L’un des aspects les plus importants de la pensée arithmosophique de Saint-Martin est la prise en compte du plan dans lequel ils sont abordés. Si les nombres ont une essence, elle ne s’exprime pas de la même manière et avec la même intensité selon les niveaux auxquels ils sont saisis ou considérés. Les nombres deviennent ainsi vivants et corrélés au mouvement de l’Être. Il renouvèle ainsi l’enseignement donné par Martinès de Pasqually, évitant que les nombres se retrouvent figés par leurs définitions symboliques.

Outre les nombres, Louis-Claude de Saint-Martin s’intéresse aux figures géométriques associées, triangle, carré, croix, cercle, hexagramme et autres.
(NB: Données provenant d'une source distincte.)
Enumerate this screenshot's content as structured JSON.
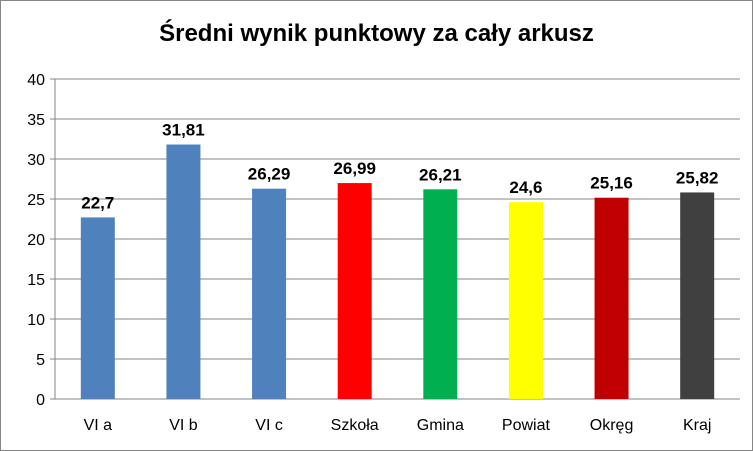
{
  "chart_data": {
    "type": "bar",
    "title": "Średni wynik punktowy za cały arkusz",
    "categories": [
      "VI a",
      "VI b",
      "VI c",
      "Szkoła",
      "Gmina",
      "Powiat",
      "Okręg",
      "Kraj"
    ],
    "values": [
      22.7,
      31.81,
      26.29,
      26.99,
      26.21,
      24.6,
      25.16,
      25.82
    ],
    "value_labels": [
      "22,7",
      "31,81",
      "26,29",
      "26,99",
      "26,21",
      "24,6",
      "25,16",
      "25,82"
    ],
    "colors": [
      "#4F81BD",
      "#4F81BD",
      "#4F81BD",
      "#FF0000",
      "#00B050",
      "#FFFF00",
      "#C00000",
      "#404040"
    ],
    "y_ticks": [
      "0",
      "5",
      "10",
      "15",
      "20",
      "25",
      "30",
      "35",
      "40"
    ],
    "ylim": [
      0,
      40
    ],
    "grid": true,
    "legend": "none"
  }
}
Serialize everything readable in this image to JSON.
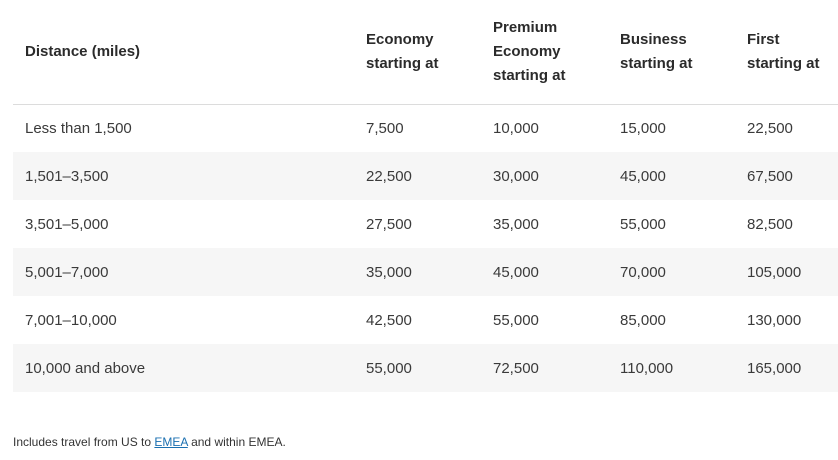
{
  "table": {
    "headers": [
      {
        "lines": [
          "Distance (miles)"
        ]
      },
      {
        "lines": [
          "Economy",
          "starting at"
        ]
      },
      {
        "lines": [
          "Premium",
          "Economy",
          "starting at"
        ]
      },
      {
        "lines": [
          "Business",
          "starting at"
        ]
      },
      {
        "lines": [
          "First",
          "starting at"
        ]
      }
    ],
    "rows": [
      [
        "Less than 1,500",
        "7,500",
        "10,000",
        "15,000",
        "22,500"
      ],
      [
        "1,501–3,500",
        "22,500",
        "30,000",
        "45,000",
        "67,500"
      ],
      [
        "3,501–5,000",
        "27,500",
        "35,000",
        "55,000",
        "82,500"
      ],
      [
        "5,001–7,000",
        "35,000",
        "45,000",
        "70,000",
        "105,000"
      ],
      [
        "7,001–10,000",
        "42,500",
        "55,000",
        "85,000",
        "130,000"
      ],
      [
        "10,000 and above",
        "55,000",
        "72,500",
        "110,000",
        "165,000"
      ]
    ]
  },
  "footnote": {
    "prefix": "Includes travel from US to ",
    "link_text": "EMEA",
    "suffix": " and within EMEA."
  }
}
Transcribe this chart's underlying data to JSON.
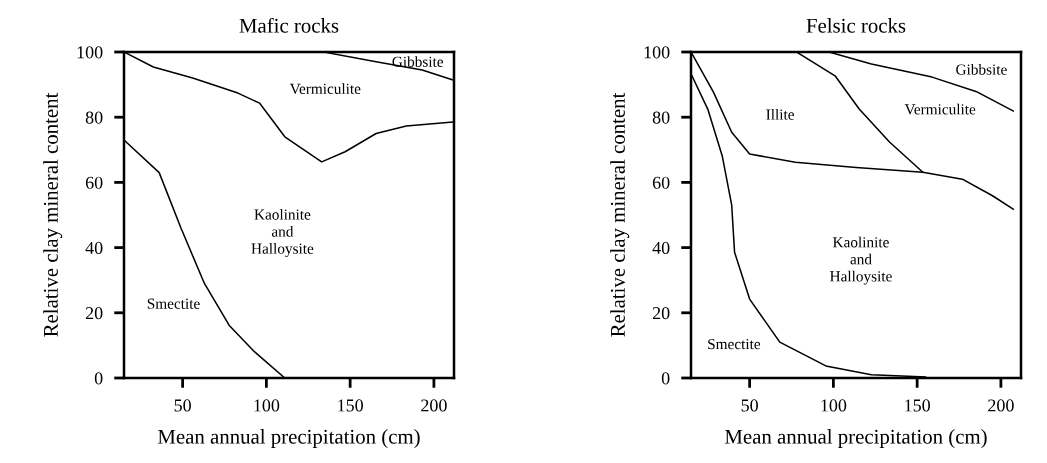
{
  "chart_data": [
    {
      "type": "line",
      "title": "Mafic rocks",
      "xlabel": "Mean annual precipitation (cm)",
      "ylabel": "Relative clay mineral content",
      "xlim": [
        15,
        212
      ],
      "ylim": [
        0,
        100
      ],
      "xticks": [
        50,
        100,
        150,
        200
      ],
      "yticks": [
        0,
        20,
        40,
        60,
        80,
        100
      ],
      "grid": false,
      "marker": "none",
      "line_style": "solid",
      "series": [
        {
          "color": "#000000",
          "x": [
            15,
            36,
            49,
            63,
            78,
            93,
            111
          ],
          "values": [
            73,
            63,
            46,
            29,
            16,
            8,
            0
          ]
        },
        {
          "color": "#000000",
          "x": [
            15,
            32.5,
            56,
            83,
            96,
            111,
            133,
            147,
            165.5,
            183.5,
            211
          ],
          "values": [
            100,
            95.4,
            92,
            87.4,
            84.3,
            74,
            66.3,
            69.4,
            75,
            77.3,
            78.5
          ]
        },
        {
          "color": "#000000",
          "x": [
            134,
            165.5,
            193,
            211
          ],
          "values": [
            100,
            97,
            94.5,
            91.5
          ]
        }
      ],
      "annotations": [
        "Gibbsite",
        "Vermiculite",
        "Kaolinite\nand\nHalloysite",
        "Smectite"
      ]
    },
    {
      "type": "line",
      "title": "Felsic rocks",
      "xlabel": "Mean annual precipitation (cm)",
      "ylabel": "Relative clay mineral content",
      "xlim": [
        15,
        212
      ],
      "ylim": [
        0,
        100
      ],
      "xticks": [
        50,
        100,
        150,
        200
      ],
      "yticks": [
        0,
        20,
        40,
        60,
        80,
        100
      ],
      "grid": false,
      "marker": "none",
      "line_style": "solid",
      "series": [
        {
          "color": "#000000",
          "x": [
            15,
            25,
            33.7,
            39.3,
            41,
            50,
            68,
            95.5,
            122.7,
            155
          ],
          "values": [
            93.3,
            82.5,
            68,
            53,
            38.6,
            24.2,
            11,
            3.7,
            1,
            0.3
          ]
        },
        {
          "color": "#000000",
          "x": [
            15,
            28.4,
            39.3,
            50,
            77.3,
            113.6,
            153.4,
            177,
            195,
            207.4
          ],
          "values": [
            100,
            87.7,
            75.4,
            68.7,
            66.2,
            64.6,
            63.1,
            61,
            55.9,
            51.8
          ]
        },
        {
          "color": "#000000",
          "x": [
            78,
            101,
            115.4,
            133.5,
            153.4
          ],
          "values": [
            100,
            92.7,
            82.5,
            72.4,
            63.1
          ]
        },
        {
          "color": "#000000",
          "x": [
            97.3,
            122.7,
            158.9,
            186,
            207.4
          ],
          "values": [
            100,
            96.3,
            92.3,
            87.7,
            81.9
          ]
        }
      ],
      "annotations": [
        "Illite",
        "Vermiculite",
        "Gibbsite",
        "Kaolinite\nand\nHalloysite",
        "Smectite"
      ]
    }
  ]
}
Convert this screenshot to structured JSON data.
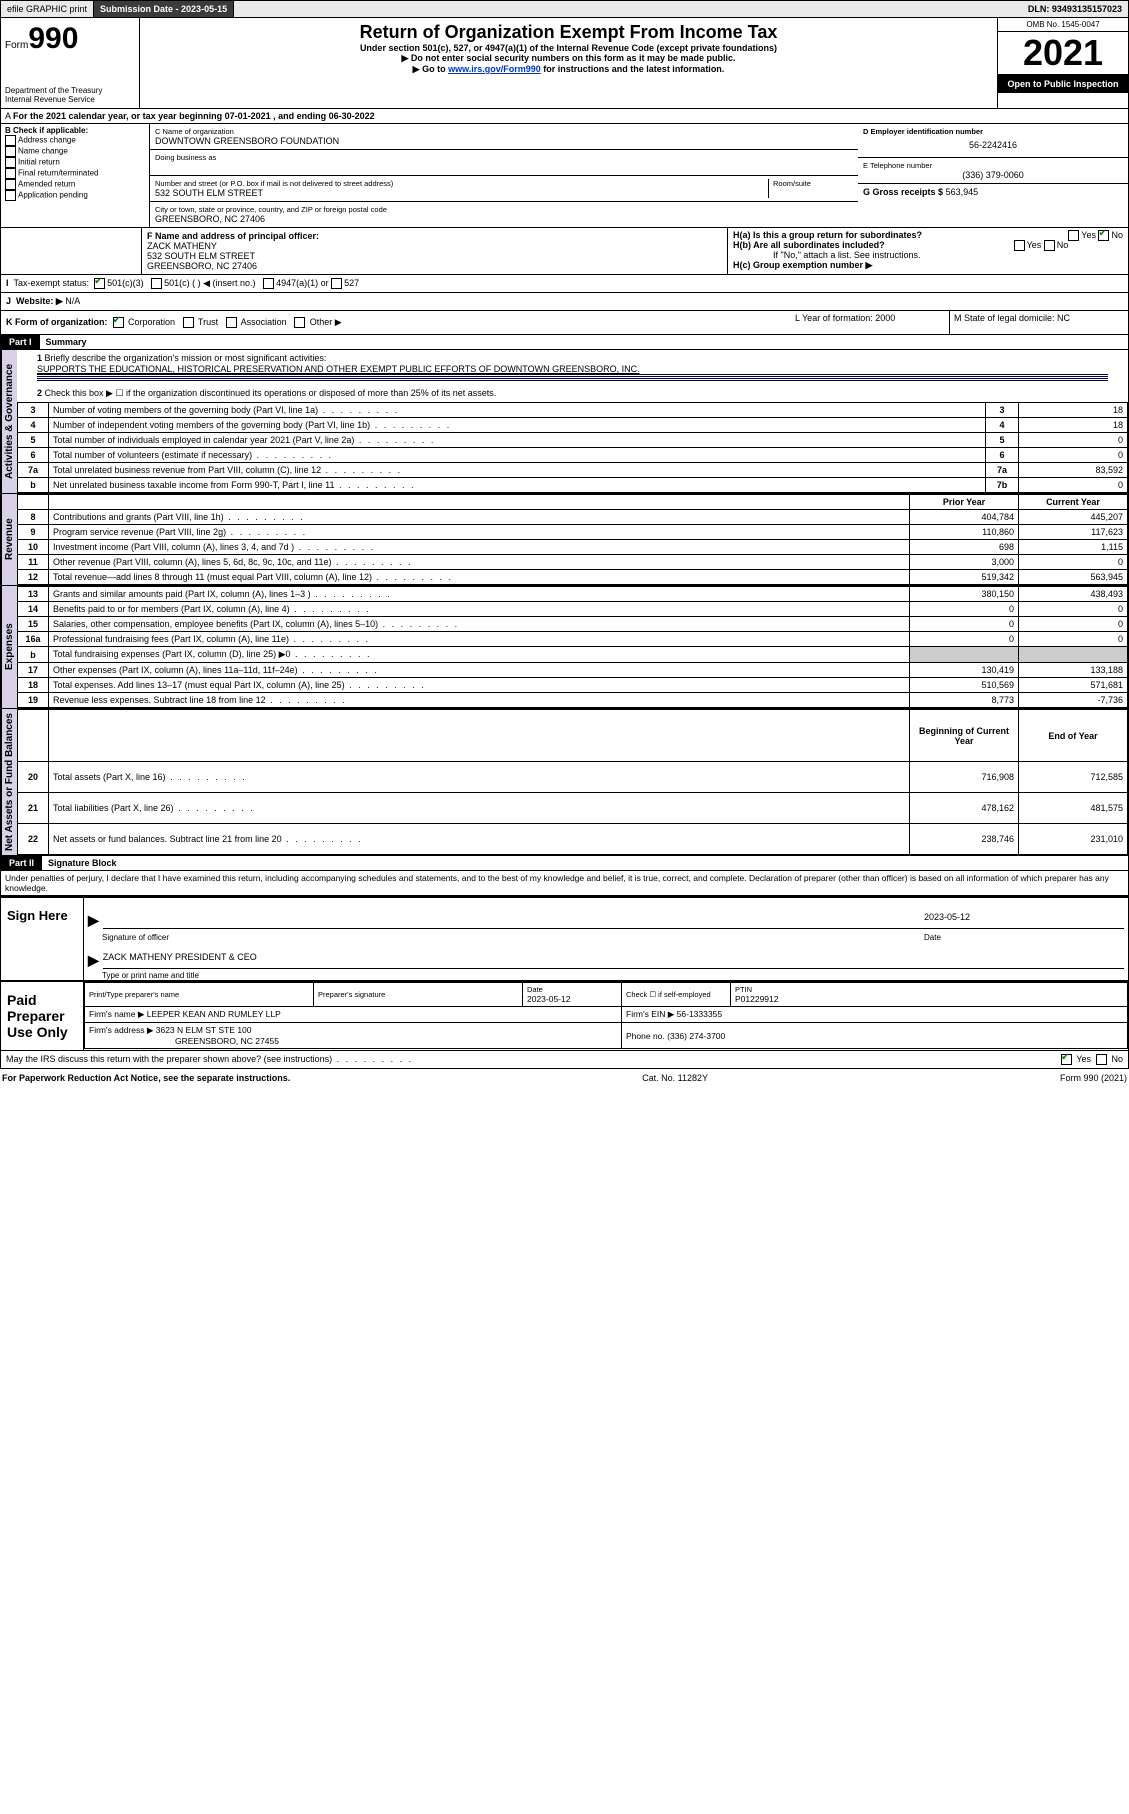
{
  "topbar": {
    "efile": "efile GRAPHIC print",
    "submission_label": "Submission Date - 2023-05-15",
    "dln": "DLN: 93493135157023"
  },
  "header": {
    "form_prefix": "Form",
    "form_number": "990",
    "dept": "Department of the Treasury",
    "irs": "Internal Revenue Service",
    "title": "Return of Organization Exempt From Income Tax",
    "subtitle": "Under section 501(c), 527, or 4947(a)(1) of the Internal Revenue Code (except private foundations)",
    "warn": "▶ Do not enter social security numbers on this form as it may be made public.",
    "goto_pre": "▶ Go to ",
    "goto_link": "www.irs.gov/Form990",
    "goto_post": " for instructions and the latest information.",
    "omb": "OMB No. 1545-0047",
    "year": "2021",
    "open": "Open to Public Inspection"
  },
  "A": {
    "text": "For the 2021 calendar year, or tax year beginning 07-01-2021   , and ending 06-30-2022"
  },
  "B": {
    "title": "B Check if applicable:",
    "opts": [
      "Address change",
      "Name change",
      "Initial return",
      "Final return/terminated",
      "Amended return",
      "Application pending"
    ]
  },
  "C": {
    "name_lbl": "C Name of organization",
    "name": "DOWNTOWN GREENSBORO FOUNDATION",
    "dba_lbl": "Doing business as",
    "street_lbl": "Number and street (or P.O. box if mail is not delivered to street address)",
    "room_lbl": "Room/suite",
    "street": "532 SOUTH ELM STREET",
    "city_lbl": "City or town, state or province, country, and ZIP or foreign postal code",
    "city": "GREENSBORO, NC  27406"
  },
  "D": {
    "lbl": "D Employer identification number",
    "val": "56-2242416"
  },
  "E": {
    "lbl": "E Telephone number",
    "val": "(336) 379-0060"
  },
  "G": {
    "lbl": "G Gross receipts $",
    "val": "563,945"
  },
  "F": {
    "lbl": "F  Name and address of principal officer:",
    "name": "ZACK MATHENY",
    "addr1": "532 SOUTH ELM STREET",
    "addr2": "GREENSBORO, NC  27406"
  },
  "H": {
    "a": "H(a)  Is this a group return for subordinates?",
    "b": "H(b)  Are all subordinates included?",
    "note": "If \"No,\" attach a list. See instructions.",
    "c": "H(c)  Group exemption number ▶",
    "yes": "Yes",
    "no": "No"
  },
  "I": {
    "lbl": "Tax-exempt status:",
    "o1": "501(c)(3)",
    "o2": "501(c) (   ) ◀ (insert no.)",
    "o3": "4947(a)(1) or",
    "o4": "527"
  },
  "J": {
    "lbl": "Website: ▶",
    "val": "N/A"
  },
  "K": {
    "lbl": "K Form of organization:",
    "corp": "Corporation",
    "trust": "Trust",
    "assoc": "Association",
    "other": "Other ▶"
  },
  "L": {
    "lbl": "L Year of formation: 2000"
  },
  "M": {
    "lbl": "M State of legal domicile: NC"
  },
  "part1": {
    "hdr": "Part I",
    "title": "Summary"
  },
  "summary": {
    "l1_lbl": "Briefly describe the organization's mission or most significant activities:",
    "l1_val": "SUPPORTS THE EDUCATIONAL, HISTORICAL PRESERVATION AND OTHER EXEMPT PUBLIC EFFORTS OF DOWNTOWN GREENSBORO, INC.",
    "l2": "Check this box ▶ ☐  if the organization discontinued its operations or disposed of more than 25% of its net assets.",
    "rows_act": [
      {
        "n": "3",
        "t": "Number of voting members of the governing body (Part VI, line 1a)",
        "b": "3",
        "v": "18"
      },
      {
        "n": "4",
        "t": "Number of independent voting members of the governing body (Part VI, line 1b)",
        "b": "4",
        "v": "18"
      },
      {
        "n": "5",
        "t": "Total number of individuals employed in calendar year 2021 (Part V, line 2a)",
        "b": "5",
        "v": "0"
      },
      {
        "n": "6",
        "t": "Total number of volunteers (estimate if necessary)",
        "b": "6",
        "v": "0"
      },
      {
        "n": "7a",
        "t": "Total unrelated business revenue from Part VIII, column (C), line 12",
        "b": "7a",
        "v": "83,592"
      },
      {
        "n": "b",
        "t": "Net unrelated business taxable income from Form 990-T, Part I, line 11",
        "b": "7b",
        "v": "0"
      }
    ],
    "col_prior": "Prior Year",
    "col_curr": "Current Year",
    "rows_rev": [
      {
        "n": "8",
        "t": "Contributions and grants (Part VIII, line 1h)",
        "p": "404,784",
        "c": "445,207"
      },
      {
        "n": "9",
        "t": "Program service revenue (Part VIII, line 2g)",
        "p": "110,860",
        "c": "117,623"
      },
      {
        "n": "10",
        "t": "Investment income (Part VIII, column (A), lines 3, 4, and 7d )",
        "p": "698",
        "c": "1,115"
      },
      {
        "n": "11",
        "t": "Other revenue (Part VIII, column (A), lines 5, 6d, 8c, 9c, 10c, and 11e)",
        "p": "3,000",
        "c": "0"
      },
      {
        "n": "12",
        "t": "Total revenue—add lines 8 through 11 (must equal Part VIII, column (A), line 12)",
        "p": "519,342",
        "c": "563,945"
      }
    ],
    "rows_exp": [
      {
        "n": "13",
        "t": "Grants and similar amounts paid (Part IX, column (A), lines 1–3 )",
        "p": "380,150",
        "c": "438,493"
      },
      {
        "n": "14",
        "t": "Benefits paid to or for members (Part IX, column (A), line 4)",
        "p": "0",
        "c": "0"
      },
      {
        "n": "15",
        "t": "Salaries, other compensation, employee benefits (Part IX, column (A), lines 5–10)",
        "p": "0",
        "c": "0"
      },
      {
        "n": "16a",
        "t": "Professional fundraising fees (Part IX, column (A), line 11e)",
        "p": "0",
        "c": "0"
      },
      {
        "n": "b",
        "t": "Total fundraising expenses (Part IX, column (D), line 25) ▶0",
        "p": "",
        "c": "",
        "grey": true
      },
      {
        "n": "17",
        "t": "Other expenses (Part IX, column (A), lines 11a–11d, 11f–24e)",
        "p": "130,419",
        "c": "133,188"
      },
      {
        "n": "18",
        "t": "Total expenses. Add lines 13–17 (must equal Part IX, column (A), line 25)",
        "p": "510,569",
        "c": "571,681"
      },
      {
        "n": "19",
        "t": "Revenue less expenses. Subtract line 18 from line 12",
        "p": "8,773",
        "c": "-7,736"
      }
    ],
    "col_beg": "Beginning of Current Year",
    "col_end": "End of Year",
    "rows_net": [
      {
        "n": "20",
        "t": "Total assets (Part X, line 16)",
        "p": "716,908",
        "c": "712,585"
      },
      {
        "n": "21",
        "t": "Total liabilities (Part X, line 26)",
        "p": "478,162",
        "c": "481,575"
      },
      {
        "n": "22",
        "t": "Net assets or fund balances. Subtract line 21 from line 20",
        "p": "238,746",
        "c": "231,010"
      }
    ]
  },
  "sidelabels": {
    "act": "Activities & Governance",
    "rev": "Revenue",
    "exp": "Expenses",
    "net": "Net Assets or Fund Balances"
  },
  "part2": {
    "hdr": "Part II",
    "title": "Signature Block",
    "decl": "Under penalties of perjury, I declare that I have examined this return, including accompanying schedules and statements, and to the best of my knowledge and belief, it is true, correct, and complete. Declaration of preparer (other than officer) is based on all information of which preparer has any knowledge."
  },
  "sign": {
    "here": "Sign Here",
    "sig_officer": "Signature of officer",
    "date": "Date",
    "date_val": "2023-05-12",
    "name": "ZACK MATHENY  PRESIDENT & CEO",
    "type": "Type or print name and title"
  },
  "paid": {
    "here": "Paid Preparer Use Only",
    "h1": "Print/Type preparer's name",
    "h2": "Preparer's signature",
    "h3": "Date",
    "h3v": "2023-05-12",
    "h4": "Check ☐ if self-employed",
    "h5": "PTIN",
    "h5v": "P01229912",
    "firm_lbl": "Firm's name    ▶",
    "firm": "LEEPER KEAN AND RUMLEY LLP",
    "ein_lbl": "Firm's EIN ▶",
    "ein": "56-1333355",
    "addr_lbl": "Firm's address ▶",
    "addr1": "3623 N ELM ST STE 100",
    "addr2": "GREENSBORO, NC  27455",
    "phone_lbl": "Phone no.",
    "phone": "(336) 274-3700"
  },
  "may_irs": "May the IRS discuss this return with the preparer shown above? (see instructions)",
  "footer": {
    "left": "For Paperwork Reduction Act Notice, see the separate instructions.",
    "mid": "Cat. No. 11282Y",
    "right": "Form 990 (2021)"
  }
}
Il se permet même un détour par les traditions chinoises, ce qui montre l’ouverture d’esprit du Philosophe Inconnu.

« Je ne puis nier, dit-il, avoir éprouvé une satisfaction de plus vives en rencontrant les traces antiques d’une vérité des plus profondes, et qui, grâce à Dieu, m’avaient été rendues palpables dans mes méditations plus d’un an avant que j’eusse lu le volume chinois qui nous les transmet. »

La pensée de Louis-Claude de Saint-Martin est à la fois traditionnelle et originale, en ce sens qu’il cherche à traverser les formes traditionnelles pour en saisir les vérités. C’est ainsi une structure « absolue » qu’il cherche à inscrire par les nombres, en même temps qu’un chemin de réintégration.

Cette belle édition intéressera tous ceux, qui de près ou de loin s’intéressent au courant martiniste en ses diverses expressions maçonniques et non-maçonniques ou, plus généralement à la symbolique des nombres.